No projeto do Lapiv, estudantes de enfermagem e medicina, coordenados
por profissionais da universidade, realizaram atividades com alunos de escolas
públicas, a partir de 11 anos, sobre o problema. O projeto surgiu em 2013, por
iniciativa da médica psiquiatra da Unifesp Sara Bottino, quando teve
conhecimento do número de suicídios e tentativas de suicídio que estavam
associadas a fenômenos de agressão nas redes sociais. Entre as atividades do
projeto, há rodas de conversa sobre as vantagens e desvantagens do uso das
redes sociais e dicas de como os estudantes podem se proteger na rede.
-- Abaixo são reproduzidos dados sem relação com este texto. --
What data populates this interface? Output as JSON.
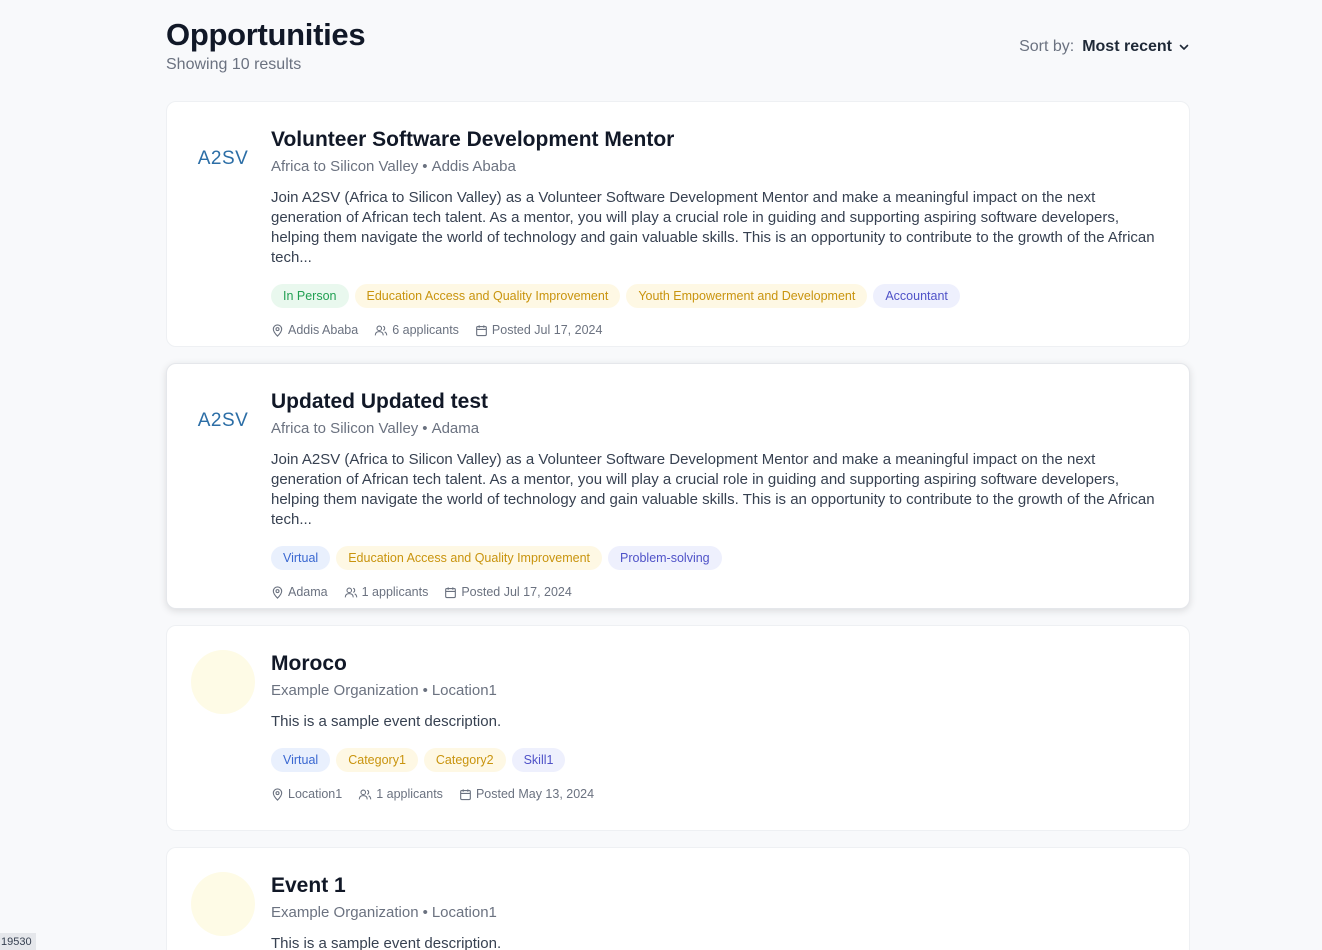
{
  "header": {
    "title": "Opportunities",
    "results": "Showing 10 results",
    "sort_label": "Sort by:",
    "sort_value": "Most recent"
  },
  "cards": [
    {
      "title": "Volunteer Software Development Mentor",
      "org": "Africa to Silicon Valley",
      "location": "Addis Ababa",
      "logo": "A2SV",
      "description": "Join A2SV (Africa to Silicon Valley) as a Volunteer Software Development Mentor and make a meaningful impact on the next generation of African tech talent. As a mentor, you will play a crucial role in guiding and supporting aspiring software developers, helping them navigate the world of technology and gain valuable skills. This is an opportunity to contribute to the growth of the African tech...",
      "tags": [
        "In Person",
        "Education Access and Quality Improvement",
        "Youth Empowerment and Development",
        "Accountant"
      ],
      "meta_location": "Addis Ababa",
      "applicants": "6 applicants",
      "posted": "Posted Jul 17, 2024"
    },
    {
      "title": "Updated Updated test",
      "org": "Africa to Silicon Valley",
      "location": "Adama",
      "logo": "A2SV",
      "description": "Join A2SV (Africa to Silicon Valley) as a Volunteer Software Development Mentor and make a meaningful impact on the next generation of African tech talent. As a mentor, you will play a crucial role in guiding and supporting aspiring software developers, helping them navigate the world of technology and gain valuable skills. This is an opportunity to contribute to the growth of the African tech...",
      "tags": [
        "Virtual",
        "Education Access and Quality Improvement",
        "Problem-solving"
      ],
      "meta_location": "Adama",
      "applicants": "1 applicants",
      "posted": "Posted Jul 17, 2024"
    },
    {
      "title": "Moroco",
      "org": "Example Organization",
      "location": "Location1",
      "description": "This is a sample event description.",
      "tags": [
        "Virtual",
        "Category1",
        "Category2",
        "Skill1"
      ],
      "meta_location": "Location1",
      "applicants": "1 applicants",
      "posted": "Posted May 13, 2024"
    },
    {
      "title": "Event 1",
      "org": "Example Organization",
      "location": "Location1",
      "description": "This is a sample event description."
    }
  ],
  "colors": {
    "green_tag": "#22a053",
    "yellow_tag": "#c9940e",
    "indigo_tag": "#4f52c8",
    "blue_tag": "#3967d1"
  },
  "corner_badge": "19530"
}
“Percebemos que os adolescentes usam as redes sociais e eles não têm
nenhum mecanismo de controle sobre o que eles postam, sobre as pessoas com as
quais eles compartilham notícias pessoais e, às vezes, até informações sobre
endereço e sobre o que fazem. Então temos um roteiro de discussão que começa a
partir daí”, disse Sara.
Nas conversas, os estudantes também são levados a refletir sobre os
riscos de uma aparente brincadeira entre colegas virar um problema grave. “Às
vezes, eles começam com uma brincadeira na rede, que eles chamam de 'zoação', e
muitas vezes não sabem o impacto que isso tem para quem está sendo 'zoado'. O
limite entre o que é uma brincadeira e como esta pode ser vivenciada pela
vítima pode ser muito diferente”, explicou.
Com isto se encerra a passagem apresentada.